National elections for the American Association of University Professors are now underway. An incumbent slate called Organizing for Change is being challenged by the Unity slate which is led by AAUP figures who used to be in power. I am voting to re-elect the Organizing for Change slate and I think if you are an AAUP member in good standing you should do the same.
The reason I support OFC is straightforward. The challenges facing faculty across all sectors of higher education are dramatic and are taking on a momentum that we have probably never experienced in this country. We need a national advocacy group that wants to respond to those challenges aggressively and with creativity. Most importantly we need the AAUP to have real meaning and impact on the ground where it really counts. I think that is the basic goal of OFC and it represents an important and relevant shift in the orientation of the organization. I think for the first time in many years (I have been an AAUP member since I joined my faculty as a junior professor in 1999) the AAUP feels like a real presence not just in Washington but on our campuses where it counts.
Part of what OFC is trying to do is strengthen the collective bargaining arm of the organization. That likely creates some tension in the AAUP because it means a shift in culture and even resources. There is a suggestion by some that this means giving less attention to academic freedom, the issue for which AAUP is best known historically. In reality these two efforts are two sides of the same coin.
This does not mean that collective bargaining is always the right approach or even necessary but it must be a viable part of what we do if we take academic freedom seriously. Why? Because the greatest challenge we face in academia today, whether at the junior college level, or at Berkeley and Harvard, is the change in organizational structure of the university.
A permanent new administrative, if not bureaucratic, caste is taking hold of managerial authority in the universities. Instead of an experienced faculty member spending a few years as a dean or even provost or president and then returning to the teaching faculty, today individuals who take on those positions have almost uniformly left teaching and research behind forever.

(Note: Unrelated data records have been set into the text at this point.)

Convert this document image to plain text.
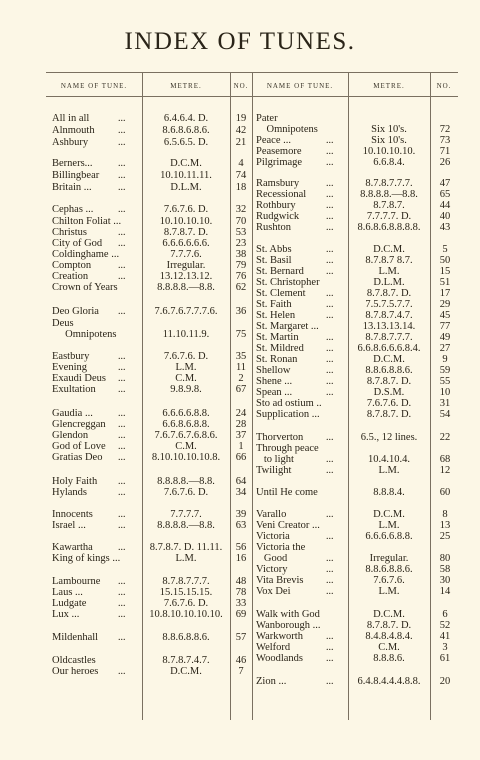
INDEX OF TUNES.
NAME OF TUNE.	METRE.	NO.	NAME OF TUNE.	METRE.	NO.
All in all	...	6.4.6.4. D.	19
Alnmouth ...	8.6.8.6.8.6.	42
Ashbury	...	6.5.6.5. D.	21
Berners...	...	D.C.M.	4
Billingbear ...	10.10.11.11.	74
Britain ...	...	D.L.M.	18
Cephas ... ...	7.6.7.6. D.	32
Chilton Foliat ...	10.10.10.10.	70
Christus	...	8.7.8.7. D.	53
City of God ...	6.6.6.6.6.6.	23
Coldinghame ...	7.7.7.6.	38
Compton	...	Irregular.	79
Creation	...	13.12.13.12.	76
Crown of Years	8.8.8.8.—8.8.	62
Deo Gloria ...	7.6.7.6.7.7.7.6.	36
Deus
Omnipotens	11.10.11.9.	75
Eastbury	...	7.6.7.6. D.	35
Evening	...	L.M.	11
Exaudi Deus ...	C.M.	2
Exultation ...	9.8.9.8.	67
Gaudia ...	...	6.6.6.6.8.8.	24
Glencreggan ...	6.6.8.6.8.8.	28
Glendon	...	7.6.7.6.7.6.8.6.	37
God of Love ...	C.M.	1
Gratias Deo ...	8.10.10.10.10.8.	66
Holy Faith ...	8.8.8.8.—8.8.	64
Hylands	...	7.6.7.6. D.	34
Innocents	...	7.7.7.7.	39
Israel ...	...	8.8.8.8.—8.8.	63
Kawartha	...	8.7.8.7. D. 11.11.	56
King of kings ...	L.M.	16
Lambourne ...	8.7.8.7.7.7.	48
Laus ...	...	15.15.15.15.	78
Ludgate	...	7.6.7.6. D.	33
Lux ...	...	10.8.10.10.10.10.	69
Mildenhall ...	8.8.6.8.8.6.	57
Oldcastles	8.7.8.7.4.7.	46
Our heroes ...	D.C.M.	7
Pater
Omnipotens	Six 10's.	72
Peace ...	...	Six 10's.	73
Peasemore ...	10.10.10.10.	71
Pilgrimage ...	6.6.8.4.	26
Ramsbury	...	8.7.8.7.7.7.	47
Recessional ...	8.8.8.8.—8.8.	65
Rothbury	...	8.7.8.7.	44
Rudgwick	...	7.7.7.7. D.	40
Rushton	...	8.6.8.6.8.8.8.8.	43
St. Abbs	...	D.C.M.	5
St. Basil	...	8.7.8.7 8.7.	50
St. Bernard ...	L.M.	15
St. Christopher	D.L.M.	51
St. Clement ...	8.7.8.7. D.	17
St. Faith	...	7.5.7.5.7.7.	29
St. Helen	...	8.7.8.7.4.7.	45
St. Margaret ...	13.13.13.14.	77
St. Martin	...	8.7.8.7.7.7.	49
St. Mildred ...	6.6.8.6.6.6.8.4.	27
St. Ronan	...	D.C.M.	9
Shellow	...	8.8.6.8.8.6.	59
Shene ...	...	8.7.8.7. D.	55
Spean ...	...	D.S.M.	10
Sto ad ostium ..	7.6.7.6. D.	31
Supplication ...	8.7.8.7. D.	54
Thorverton ...	6.5., 12 lines.	22
Through peace
to light	...	10.4.10.4.	68
Twilight	...	L.M.	12
Until He come	8.8.8.4.	60
Varallo	...	D.C.M.	8
Veni Creator ...	L.M.	13
Victoria	...	6.6.6.6.8.8.	25
Victoria the
Good	...	Irregular.	80
Victory	...	8.8.6.8.8.6.	58
Vita Brevis ...	7.6.7.6.	30
Vox Dei	...	L.M.	14
Walk with God	D.C.M.	6
Wanborough ...	8.7.8.7. D.	52
Warkworth ...	8.4.8.4.8.4.	41
Welford	...	C.M.	3
Woodlands ...	8.8.8.6.	61
Zion ...	...	6.4.8.4.4.4.8.8.	20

Inevitably, these individuals develop a skill set and outlook that matches that of the corporate executives who now control most university boards of trustees. In turn the trustees and administration increasingly treat faculty not as partners in the governance of an academic institution but as employees of a giant corporation. And indeed as government funding for higher education has receded corporate and foundation spending has ramped up making it appear as if we do work for corporations. Corporate executives, of course, feel more comfortable with deans, provosts and presidents who can talk their language and that often means reassuring the trustees that they can get their faculty “under control.” That has led to a wide range of conflicts with faculty as well as to developments like the widespread use of contingent faculty and the waning of the tenure track.
This turn of events is not healthy for the fundamental purpose of our system of higher education: to generate knowledge in order to help solve social problems while preparing young people to join our society prepared to confront those same problems. Employees or, worse, automatons are not good at original thinking. Control and creativity rarely go well together.
In such a situation the AAUP needs to be a living, breathing organization that has a meaningful presence on campus. In my experience with the OFC leadership they have been successful at helping build that kind of presence. I teach at a relatively small and private institution. While collective bargaining might be helpful there it is not a likely outcome given the legal and political constraints we face. But there is a role for our chapter to raise that issue and even pursue it if our colleagues wish to do so. And a “union outlook” on issues is not a bad way to motivate fellow faculty and stir up discussion of important issues even shy of actual bargaining.
At a minimum AAUP chapters can play an advocacy role that makes issues clear and signals to the administration the limits of their ability to manage the institution without robust shared governance. Right now on our campus it is the only forum for just faculty members to assemble and discuss important issues independently of the administration. And the OFC leadership has been very helpful to me and my fellow AAUP chapter members in understanding how to play a constructive role in an ongoing governance crisis on the campus. They have been there when it counted several times in the last two years.
So, in sum, I think OFC has breathed new life into the AAUP. It does not have all the answers and I have a great deal of respect for the traditions of the organization. I hope that the Unity slate will continue to be an active force but for now I think OFC deserves more time to help move us ahead as we confront the significant changes impacting higher education today.